6) An in-person level of civility. It is easier to be mean online than offline. It is therefore necessary to put together a high-trust society that comes from alignment toward a collective purpose and a sense of national consciousness.

 

7) An integrated cryptocurrency. This is the digital backbone of the network state because it manages the internal digital assets, the smart contracts, the web3 citizen logins, the birth and marriage certificates, the property registries, the public national statistics, and essentially every other bureaucratic process that a nation-state manages via pieces of paper. Because it is protected by encryption, it can coordinate all the functions of a state across the borders of legacy nation-states.

 

8) An archipelago of crowdfunded territories. This is the physical footprint of the network state. Rather than buying territory in a single location, you build the community in the cloud and then crowdfund physical real estate on earth. That includes office space, homes, and shops.
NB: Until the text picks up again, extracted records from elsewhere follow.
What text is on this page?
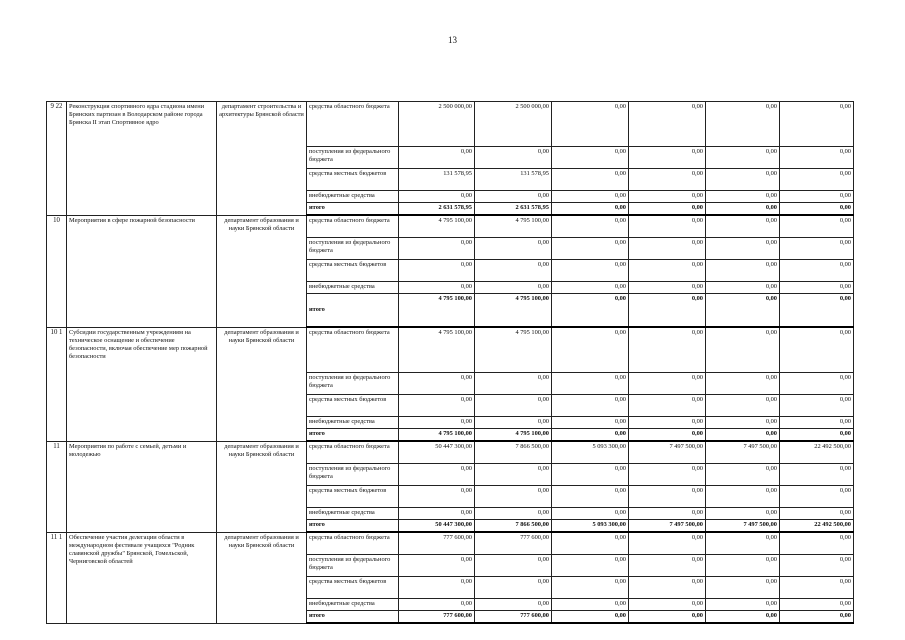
13
9 22	Реконструкция спортивного ядра стадиона имени Брянских партизан в Володарском районе города Брянска II этап Спортивное ядро	департамент строительства и архитектуры Брянской области	средства областного бюджета	2 500 000,00	2 500 000,00	0,00	0,00	0,00	0,00
			поступления из федерального бюджета	0,00	0,00	0,00	0,00	0,00	0,00
			средства местных бюджетов	131 578,95	131 578,95	0,00	0,00	0,00	0,00
			внебюджетные средства	0,00	0,00	0,00	0,00	0,00	0,00
			итого	2 631 578,95	2 631 578,95	0,00	0,00	0,00	0,00
10	Мероприятия в сфере пожарной безопасности	департамент образования и науки Брянской области	средства областного бюджета	4 795 100,00	4 795 100,00	0,00	0,00	0,00	0,00
			поступления из федерального бюджета	0,00	0,00	0,00	0,00	0,00	0,00
			средства местных бюджетов	0,00	0,00	0,00	0,00	0,00	0,00
			внебюджетные средства	0,00	0,00	0,00	0,00	0,00	0,00
			итого	4 795 100,00	4 795 100,00	0,00	0,00	0,00	0,00
10 1	Субсидии государственным учреждениям на техническое оснащение и обеспечение безопасности, включая обеспечение мер пожарной безопасности	департамент образования и науки Брянской области	средства областного бюджета	4 795 100,00	4 795 100,00	0,00	0,00	0,00	0,00
			поступления из федерального бюджета	0,00	0,00	0,00	0,00	0,00	0,00
			средства местных бюджетов	0,00	0,00	0,00	0,00	0,00	0,00
			внебюджетные средства	0,00	0,00	0,00	0,00	0,00	0,00
			итого	4 795 100,00	4 795 100,00	0,00	0,00	0,00	0,00
11	Мероприятия по работе с семьей, детьми и молодежью	департамент образования и науки Брянской области	средства областного бюджета	50 447 300,00	7 866 500,00	5 093 300,00	7 497 500,00	7 497 500,00	22 492 500,00
			поступления из федерального бюджета	0,00	0,00	0,00	0,00	0,00	0,00
			средства местных бюджетов	0,00	0,00	0,00	0,00	0,00	0,00
			внебюджетные средства	0,00	0,00	0,00	0,00	0,00	0,00
			итого	50 447 300,00	7 866 500,00	5 093 300,00	7 497 500,00	7 497 500,00	22 492 500,00
11 1	Обеспечение участия делегации области в международном фестивале учащихся "Родник славянской дружбы" Брянской, Гомельской, Черниговской областей	департамент образования и науки Брянской области	средства областного бюджета	777 600,00	777 600,00	0,00	0,00	0,00	0,00
			поступления из федерального бюджета	0,00	0,00	0,00	0,00	0,00	0,00
			средства местных бюджетов	0,00	0,00	0,00	0,00	0,00	0,00
			внебюджетные средства	0,00	0,00	0,00	0,00	0,00	0,00
			итого	777 600,00	777 600,00	0,00	0,00	0,00	0,00
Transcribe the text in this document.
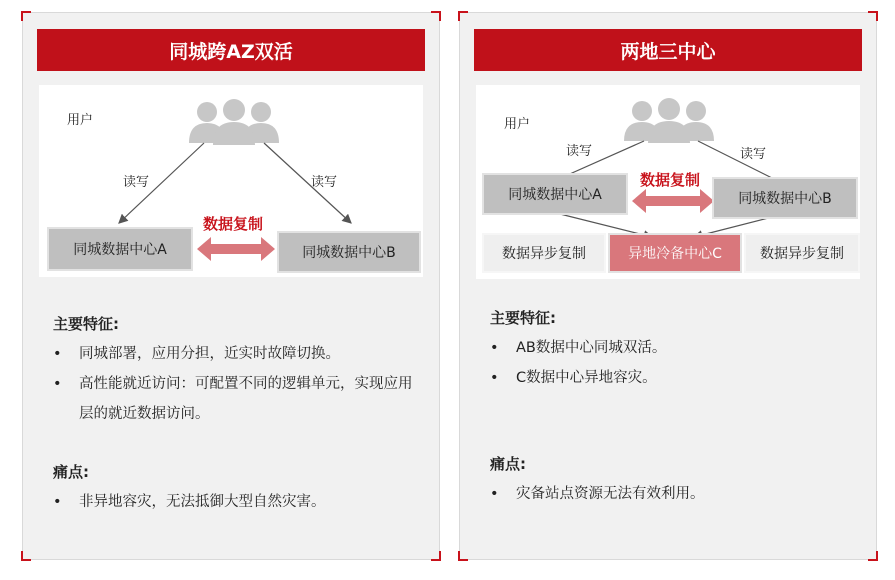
同城跨AZ双活
用户
读写	读写
数据复制
同城数据中心A	同城数据中心B
主要特征:
• 同城部署，应用分担，近实时故障切换。
• 高性能就近访问：可配置不同的逻辑单元，实现应用层的就近数据访问。
痛点:
• 非异地容灾，无法抵御大型自然灾害。
两地三中心
用户
读写	读写
数据复制
同城数据中心A	同城数据中心B
数据异步复制	异地冷备中心C	数据异步复制
主要特征:
• AB数据中心同城双活。
• C数据中心异地容灾。
痛点:
• 灾备站点资源无法有效利用。
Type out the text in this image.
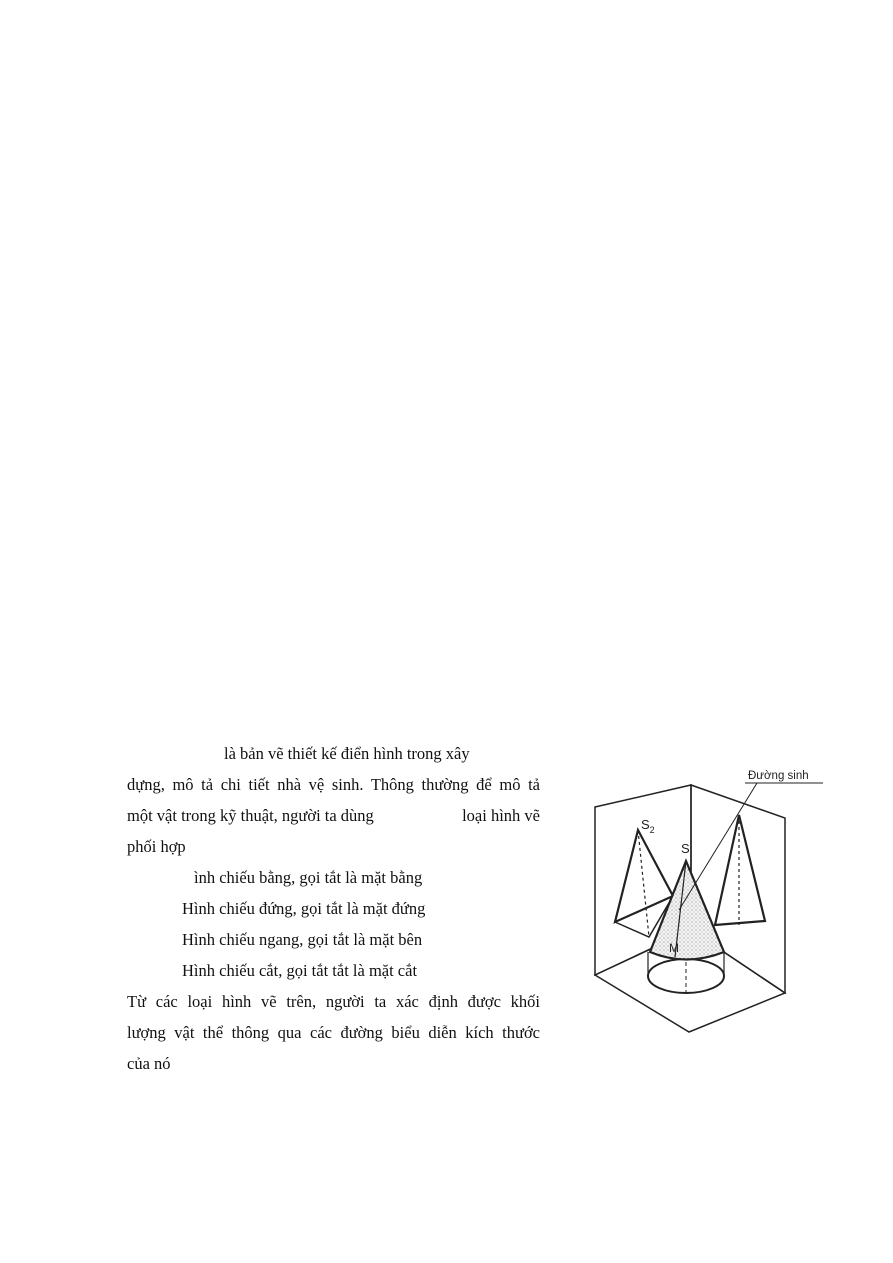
là bản vẽ thiết kế điển hình trong xây
dựng, mô tả chi tiết nhà vệ sinh. Thông thường để mô tả
một vật trong kỹ thuật, người ta dùng	loại hình vẽ
phối hợp
ình chiếu bằng, gọi tắt là mặt bằng
Hình chiếu đứng, gọi tắt là mặt đứng
Hình chiếu ngang, gọi tắt là mặt bên
Hình chiếu cắt, gọi tắt tắt là mặt cắt
Từ các loại hình vẽ trên, người ta xác định được khối
lượng vật thể thông qua các đường biểu diễn kích thước
của nó
Đường sinh
$S_2$
S
M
You network these clusters together using the Internet into a network archipelago. For example, you can make the flag of the state to anyone with the right augmented reality glasses and the right NFT.

 

9) A consensual government limited by a social smart contract. The laws don't come first - they only come after the formation of an organic people because they encode the specific understanding of the people. This moral consensus could be established by a simple 51 percent majority or by an absolute 100 percent. What makes the government legitimate is not the process but the substance. Given the consent of the governed, any form of government is internally legitimate- the bigger question is whether it will be considered legitimate by those outside the network. Consent is given through the signing of a social smart contract that gives the systems administrator limited privileges over the user's digital life in return for admission to the start-up society.

 

10) Virtual capital. This assembly point could be as simple as a Discord channel, but eventually will be a sub-network of the open metaverse through virtual and augmented reality.

 

11) An online census that proves a large enough population, income, and real estate footprint. This census can be conducted in real-time and not every 10 years as is the case in the US. But how do you make the outside world trust the veracity of this census? How do you prove that the start-up society really has 10,000 residents and one billion dollars in annual income and 10 million square meters in real estate? All of these elements can be established via on-chain data.

 

12) Attain a measure of diplomatic recognition. This is the big one to get right. Diplomatic recognition by a pre-existing government is what distinguishes a network state from a start-up society in the same way that a listing on a stock exchange like the NYSE distinguishes a public company from a private company.

 

So, what technological developments enable network States? Naturally the Internet enables all of this because you can think of the Internet as a cloud continent. Someone who spends say 8 hours a day online is doing the equivalent of flying up to this cloud from their earthly location for business or pleasure and then flying back down. While there they see new people and see new things. This is not dissimilar to what the settlers did when they came to the Americas from 1492 to 1890 but there are two important differences. Firstly the cloud has no preexisting people like the Incas, Mayas or Aztecs. Second, unlike the finite landmass of America, no such limitations exist in the cloud. The Internet is to the USA as the Americas were to the UK - a wide-open territory that ultimately gave birth to new states and ways of thinking. Secondly, Bitcoin is the next most important prerequisite for the network state. As a government of governments, it guarantees the sovereignty of both the individual citizen and the network state. Neither can have their funds stolen by the other, or by a hostile third party. Thirdly, web3 enables new chains, decentralized identities, and censorship-resistant communities. Fourthly mobile makes us more mobile. Fifthly VR builds a capital in the cloud and AR mirrors it on land.